Yine İmralı'dan, DEM Heyetine ve zaman zaman görüştüğü yakınlarına anlatılan üç dönüm noktasını da ciddiye almak gerekiyor.
Birinci kırılma noktası merhum Turgut Özal'ın görevde olduğu yıllara rastlıyor. Cennet mekân Özal, Kürt ve terör sorununun çözümü için ezber bozan inisiyatifler almıştı. Meseleyi sadece Türkiye özelinde değil tüm bölge ülkelerini kapsayacak şekilde çözmeyi kafasına koymuştu. Maalesef ömrü vefa etmedi. PKK ele başı dahil bir grup Özal'ın doğal yollarla ölmediği, "öldürüldüğü" kanaatinde. Onlara göre Özal, "Kürt sorununa neşter vurmak istediği için ortadan kaldırıldı!"
İkinci kırılma noktasında ise merhum Başbakan Necmettin Erbakan'ın çabaları yer alıyor.
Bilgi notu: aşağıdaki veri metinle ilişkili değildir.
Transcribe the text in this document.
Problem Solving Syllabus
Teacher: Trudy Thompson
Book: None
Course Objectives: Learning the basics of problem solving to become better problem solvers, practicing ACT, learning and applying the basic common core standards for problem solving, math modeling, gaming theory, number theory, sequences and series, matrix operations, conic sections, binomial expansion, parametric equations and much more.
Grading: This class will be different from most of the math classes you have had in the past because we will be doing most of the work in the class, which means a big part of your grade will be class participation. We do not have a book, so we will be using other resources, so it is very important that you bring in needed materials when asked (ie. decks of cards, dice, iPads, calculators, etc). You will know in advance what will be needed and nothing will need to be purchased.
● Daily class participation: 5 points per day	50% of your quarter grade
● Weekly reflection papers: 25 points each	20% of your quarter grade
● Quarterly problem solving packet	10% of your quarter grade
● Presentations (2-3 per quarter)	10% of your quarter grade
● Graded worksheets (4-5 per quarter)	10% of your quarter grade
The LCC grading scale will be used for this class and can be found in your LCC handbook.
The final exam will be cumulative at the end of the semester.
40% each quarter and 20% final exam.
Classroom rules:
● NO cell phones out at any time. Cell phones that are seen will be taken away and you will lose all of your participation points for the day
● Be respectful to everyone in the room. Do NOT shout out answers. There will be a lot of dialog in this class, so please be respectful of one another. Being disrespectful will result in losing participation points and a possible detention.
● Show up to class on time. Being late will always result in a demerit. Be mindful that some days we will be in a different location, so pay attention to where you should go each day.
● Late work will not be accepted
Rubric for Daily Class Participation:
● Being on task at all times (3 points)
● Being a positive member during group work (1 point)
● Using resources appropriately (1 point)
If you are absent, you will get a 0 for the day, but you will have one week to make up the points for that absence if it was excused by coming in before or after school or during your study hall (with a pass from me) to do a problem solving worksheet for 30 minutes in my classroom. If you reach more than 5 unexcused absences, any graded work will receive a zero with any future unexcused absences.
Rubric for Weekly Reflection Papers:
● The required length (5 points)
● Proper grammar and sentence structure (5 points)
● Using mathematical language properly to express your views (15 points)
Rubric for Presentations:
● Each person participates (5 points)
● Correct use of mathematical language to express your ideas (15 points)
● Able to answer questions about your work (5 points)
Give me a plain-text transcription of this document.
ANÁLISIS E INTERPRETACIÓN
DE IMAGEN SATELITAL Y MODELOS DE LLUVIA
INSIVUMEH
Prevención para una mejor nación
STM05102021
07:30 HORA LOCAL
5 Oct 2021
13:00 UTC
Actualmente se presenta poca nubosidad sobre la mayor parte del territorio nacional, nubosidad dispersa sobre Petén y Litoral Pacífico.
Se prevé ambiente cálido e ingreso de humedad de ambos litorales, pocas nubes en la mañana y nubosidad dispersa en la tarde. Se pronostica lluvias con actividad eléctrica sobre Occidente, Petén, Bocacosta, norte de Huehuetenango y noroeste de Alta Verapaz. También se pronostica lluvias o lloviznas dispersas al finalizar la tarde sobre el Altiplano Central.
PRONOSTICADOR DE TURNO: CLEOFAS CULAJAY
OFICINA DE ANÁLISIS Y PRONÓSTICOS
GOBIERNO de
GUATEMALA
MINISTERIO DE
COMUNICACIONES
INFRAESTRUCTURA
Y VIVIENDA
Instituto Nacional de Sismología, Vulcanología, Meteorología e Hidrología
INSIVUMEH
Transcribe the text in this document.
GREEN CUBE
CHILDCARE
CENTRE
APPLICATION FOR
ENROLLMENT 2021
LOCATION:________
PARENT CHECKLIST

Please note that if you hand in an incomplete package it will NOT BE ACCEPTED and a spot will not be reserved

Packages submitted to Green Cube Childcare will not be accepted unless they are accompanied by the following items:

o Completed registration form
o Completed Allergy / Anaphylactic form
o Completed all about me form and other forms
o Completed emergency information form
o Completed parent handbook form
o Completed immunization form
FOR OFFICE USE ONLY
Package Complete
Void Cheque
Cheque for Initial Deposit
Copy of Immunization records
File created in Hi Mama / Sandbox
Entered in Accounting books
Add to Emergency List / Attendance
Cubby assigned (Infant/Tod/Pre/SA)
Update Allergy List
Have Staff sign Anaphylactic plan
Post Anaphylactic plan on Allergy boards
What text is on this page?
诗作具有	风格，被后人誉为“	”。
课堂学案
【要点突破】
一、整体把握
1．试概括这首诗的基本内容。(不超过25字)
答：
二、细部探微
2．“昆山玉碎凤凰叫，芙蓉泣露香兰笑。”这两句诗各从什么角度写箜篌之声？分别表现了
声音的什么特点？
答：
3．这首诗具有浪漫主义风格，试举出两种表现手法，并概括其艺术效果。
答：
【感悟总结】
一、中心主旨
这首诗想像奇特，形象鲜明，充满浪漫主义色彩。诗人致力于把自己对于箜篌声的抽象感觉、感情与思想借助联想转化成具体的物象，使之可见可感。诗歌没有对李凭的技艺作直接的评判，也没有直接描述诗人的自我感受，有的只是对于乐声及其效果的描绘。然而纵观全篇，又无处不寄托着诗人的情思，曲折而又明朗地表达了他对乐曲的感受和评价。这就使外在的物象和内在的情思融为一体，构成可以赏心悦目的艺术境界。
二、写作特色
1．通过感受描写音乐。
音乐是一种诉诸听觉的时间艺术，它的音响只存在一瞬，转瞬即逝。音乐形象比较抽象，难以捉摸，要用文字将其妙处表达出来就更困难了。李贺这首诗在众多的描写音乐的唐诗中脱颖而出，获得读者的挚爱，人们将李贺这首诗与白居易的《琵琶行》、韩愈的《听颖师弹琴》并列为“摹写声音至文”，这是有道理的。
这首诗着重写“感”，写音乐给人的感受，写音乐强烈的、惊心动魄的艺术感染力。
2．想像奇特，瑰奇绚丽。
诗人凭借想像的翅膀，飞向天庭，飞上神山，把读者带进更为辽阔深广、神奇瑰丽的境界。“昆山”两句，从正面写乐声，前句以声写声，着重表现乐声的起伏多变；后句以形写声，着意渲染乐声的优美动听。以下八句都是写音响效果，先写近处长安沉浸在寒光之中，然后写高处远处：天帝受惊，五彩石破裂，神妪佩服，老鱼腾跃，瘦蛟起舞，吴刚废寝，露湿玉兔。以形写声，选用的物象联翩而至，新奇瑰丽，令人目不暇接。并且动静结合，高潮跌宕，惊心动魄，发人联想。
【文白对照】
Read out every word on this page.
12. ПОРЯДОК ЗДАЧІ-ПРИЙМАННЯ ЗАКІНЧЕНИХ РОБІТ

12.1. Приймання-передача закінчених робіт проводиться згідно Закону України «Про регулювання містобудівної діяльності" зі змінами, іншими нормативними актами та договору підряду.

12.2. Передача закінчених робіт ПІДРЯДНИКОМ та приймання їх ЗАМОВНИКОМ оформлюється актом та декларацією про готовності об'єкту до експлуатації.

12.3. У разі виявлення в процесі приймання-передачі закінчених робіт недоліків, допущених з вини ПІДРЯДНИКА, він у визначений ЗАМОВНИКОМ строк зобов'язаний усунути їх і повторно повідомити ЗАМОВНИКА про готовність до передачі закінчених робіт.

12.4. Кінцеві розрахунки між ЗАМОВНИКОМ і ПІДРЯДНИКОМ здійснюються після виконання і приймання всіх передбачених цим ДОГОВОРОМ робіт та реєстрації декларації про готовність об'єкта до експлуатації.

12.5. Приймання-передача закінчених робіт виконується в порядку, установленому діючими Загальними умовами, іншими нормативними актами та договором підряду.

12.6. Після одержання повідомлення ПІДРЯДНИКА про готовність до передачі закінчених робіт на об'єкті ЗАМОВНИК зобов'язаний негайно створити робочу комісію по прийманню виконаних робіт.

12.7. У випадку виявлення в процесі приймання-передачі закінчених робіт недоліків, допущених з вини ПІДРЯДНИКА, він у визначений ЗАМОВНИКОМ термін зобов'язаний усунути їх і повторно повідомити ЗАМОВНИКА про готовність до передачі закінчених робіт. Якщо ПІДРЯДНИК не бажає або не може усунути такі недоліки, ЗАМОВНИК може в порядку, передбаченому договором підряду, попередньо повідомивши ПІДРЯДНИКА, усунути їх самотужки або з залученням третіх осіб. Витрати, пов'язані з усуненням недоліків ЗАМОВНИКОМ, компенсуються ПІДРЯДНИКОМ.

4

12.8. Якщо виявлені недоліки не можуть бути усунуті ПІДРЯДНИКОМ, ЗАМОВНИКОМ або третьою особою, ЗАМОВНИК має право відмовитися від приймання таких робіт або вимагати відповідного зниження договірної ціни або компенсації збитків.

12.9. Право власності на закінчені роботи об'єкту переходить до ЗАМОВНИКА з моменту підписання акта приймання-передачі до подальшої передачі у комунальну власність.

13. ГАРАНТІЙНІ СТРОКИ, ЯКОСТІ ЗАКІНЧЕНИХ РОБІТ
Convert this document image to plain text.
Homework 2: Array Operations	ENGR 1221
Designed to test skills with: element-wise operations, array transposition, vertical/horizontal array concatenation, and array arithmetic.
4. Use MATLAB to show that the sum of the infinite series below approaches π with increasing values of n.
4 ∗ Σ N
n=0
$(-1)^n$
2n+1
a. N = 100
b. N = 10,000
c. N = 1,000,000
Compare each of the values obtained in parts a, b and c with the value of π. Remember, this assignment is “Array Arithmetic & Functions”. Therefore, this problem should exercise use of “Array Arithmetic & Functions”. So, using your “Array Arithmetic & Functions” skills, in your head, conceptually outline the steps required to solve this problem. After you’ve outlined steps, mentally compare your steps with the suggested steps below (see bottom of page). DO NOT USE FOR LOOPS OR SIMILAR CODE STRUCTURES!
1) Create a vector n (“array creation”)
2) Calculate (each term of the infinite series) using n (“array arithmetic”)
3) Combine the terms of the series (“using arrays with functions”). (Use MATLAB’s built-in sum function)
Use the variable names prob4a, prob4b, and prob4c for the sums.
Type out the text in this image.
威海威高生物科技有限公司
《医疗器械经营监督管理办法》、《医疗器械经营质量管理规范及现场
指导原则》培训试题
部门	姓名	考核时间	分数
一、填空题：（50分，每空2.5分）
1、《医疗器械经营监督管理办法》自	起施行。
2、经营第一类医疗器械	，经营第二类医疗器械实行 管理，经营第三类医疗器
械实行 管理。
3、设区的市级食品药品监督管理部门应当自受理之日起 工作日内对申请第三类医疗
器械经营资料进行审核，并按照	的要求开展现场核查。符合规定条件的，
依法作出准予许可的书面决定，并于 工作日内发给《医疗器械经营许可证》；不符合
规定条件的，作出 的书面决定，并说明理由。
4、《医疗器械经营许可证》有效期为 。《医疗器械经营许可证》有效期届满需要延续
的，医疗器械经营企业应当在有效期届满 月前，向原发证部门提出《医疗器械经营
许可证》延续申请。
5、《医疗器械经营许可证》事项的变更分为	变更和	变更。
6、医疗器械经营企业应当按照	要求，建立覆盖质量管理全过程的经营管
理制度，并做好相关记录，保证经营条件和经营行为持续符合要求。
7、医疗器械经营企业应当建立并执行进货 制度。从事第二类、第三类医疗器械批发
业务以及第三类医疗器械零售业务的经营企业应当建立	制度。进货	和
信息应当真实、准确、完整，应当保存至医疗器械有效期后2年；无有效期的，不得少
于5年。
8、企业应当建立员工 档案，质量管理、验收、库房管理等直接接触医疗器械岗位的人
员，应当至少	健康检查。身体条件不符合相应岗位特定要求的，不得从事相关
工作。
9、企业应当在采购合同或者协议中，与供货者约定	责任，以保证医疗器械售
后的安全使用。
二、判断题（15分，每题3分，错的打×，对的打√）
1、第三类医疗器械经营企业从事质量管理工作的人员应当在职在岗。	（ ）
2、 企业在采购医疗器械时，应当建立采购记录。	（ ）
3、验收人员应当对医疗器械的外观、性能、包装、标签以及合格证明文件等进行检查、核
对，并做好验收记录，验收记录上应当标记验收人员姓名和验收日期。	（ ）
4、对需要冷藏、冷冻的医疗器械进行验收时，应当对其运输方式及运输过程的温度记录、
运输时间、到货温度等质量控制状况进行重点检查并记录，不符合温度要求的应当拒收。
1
Erbakan Hoca, "inanç kardeşliğini" merkeze alacak şekilde barışçıl çözümler üzerinde çalışmış, güvendiği isimleri doğrudan temaslarda bulunmaları için yetkilendirmişti. Maalesef onun da siyasi ömrü kısa oldu. Yine İmralı'ya göre, Erbakan da Kürt sorununun üstüne gittiği ve üstesinden gelmek istediği için 28 Şubat post modern darbesine maruz bırakıldı. Yani, görünürdeki gerekçelerden ziyade, arka plândaki hesaplaşma yüzünden iktidardan uzaklaştırıldı.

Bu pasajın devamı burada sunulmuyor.